Saturday 25th February

I’ve travelled all over the world and seen some amazing sights, from the Great Wall of China to the bustling streets of New York but If there’s a more beautiful sight than a handwritten note explaining that breakfast is on the way then I’ve yet to see it! After my delicious breakfast (McDonalds really does taste the same, wherever you are) I was ready for our first full day in Kyoto. We decided to follow Lonely Planet’s city walk through Southern Higashiyama.



We left our apartment, took a few steps and stumbled across a totally undocumented temple. Our day had only just begun and we were already impressed! From here we made our way through the famous streets of Gion, the Geisha district, to Kiyomizu-dera. This Buddhist temple is one of the busiest sites in Kyoto and despite our early arrival, we were confronted by crowds. The temple was originally built in 798 and the current buildings are reconstructions dating from 1633. The view across the city was nice but I’m not one for large gatherings of people so after a few snaps we set off in search of some silence!















































We followed the suggested route which incorporated some of the most beautiful streets in Kyoto and we occasionally ventured off on our own to explore areas we found interesting. We even managed to catch a glimpse of two Geishas (or at least I think they were Geishas – if not we’ll just pretend that they were)! While the main streets were busy and full of Japanese tourists, many of whom were wearing traditional Japanese clothes, we also found that many of the smaller temples and shines were deserted. One stop that we really enjoyed was the Shoren-in Temple. Surrounded by giant camphor trees, this temple which was built in the 13th century is often overlooked by tourists. For a small fee of around £3 you can enter the temple and the grounds and we really enjoyed the peace and quiet of this mostly deserted temple.
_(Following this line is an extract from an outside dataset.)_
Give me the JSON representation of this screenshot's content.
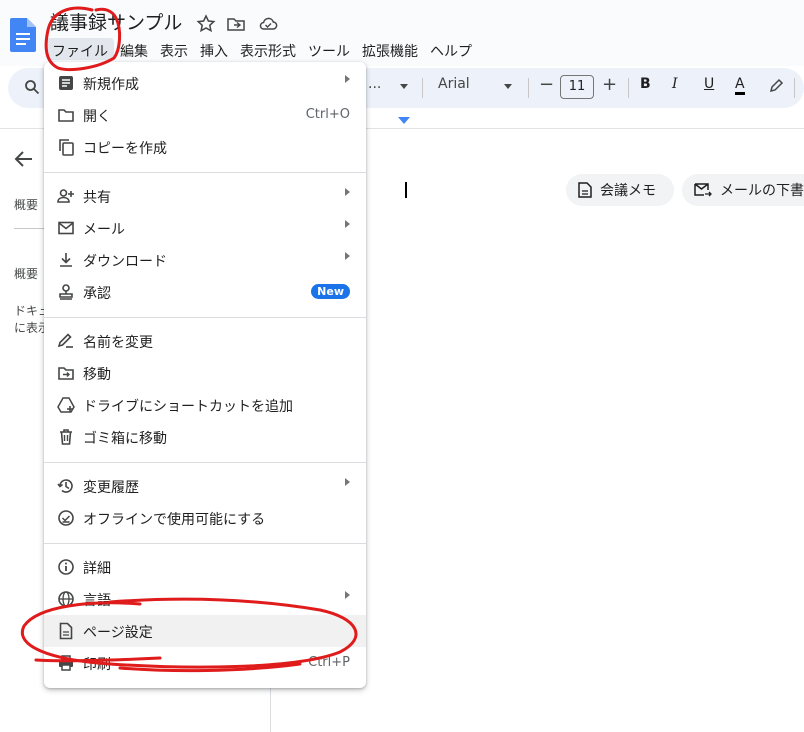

This marked the end of the Southern Higashiyama are and so we headed North, in search of the Philosopher’s Walk (or Path of Philosophy, depending on who you ask). The path follows a cherry tree lined canal and is so-named because the Japanese philosopher Nishida Kitaro is thought to have used the route for daily meditation. While we are a bit too early for the cherry blossoms, the walk was still beautiful and it led us towards Ginkaku-jii, a temple which began as a retirement home in 1482 for shogun Ashikaga Yoshimasa. We visited just before closing and really enjoyed the beautiful grounds.































While I was able to remember a few names, the vast majority of places we saw today were undocumented and we happened upon them by complete chance. We saw temple after temple but surprisingly we didn’t seem to get sick of them or “templed out”. Instead we enjoyed the tranquillity, the beauty and the history of each unique site. While I probably could have learnt more about each place, I enjoyed just dandering around, taking it all in. If you ever come to Kyoto I recommend that you plan to have no plan and that you dedicate at least a day to getting lost in this beautiful city! In the end we walked over 12 miles and loved each step. Well, almost each step – we set off in search of a subway station and forty five minutes later were still searching. While I would like to say I took this diversion in my stride, there may have been a few slightly dramatic statements from me saying that I might actually die if I walked any further. When we got back to the apartment I could barely stay awake and having not eaten anything all day (apart from niceys obviously) I was too exhausted to move so like the true hero he is, Rory ventured out and returned, hunter gatherer style, with a Big Mac meal. Our first taste of Western food and we end up having it twice in one day. Shameful I know. We’re back on the rice tomorrow!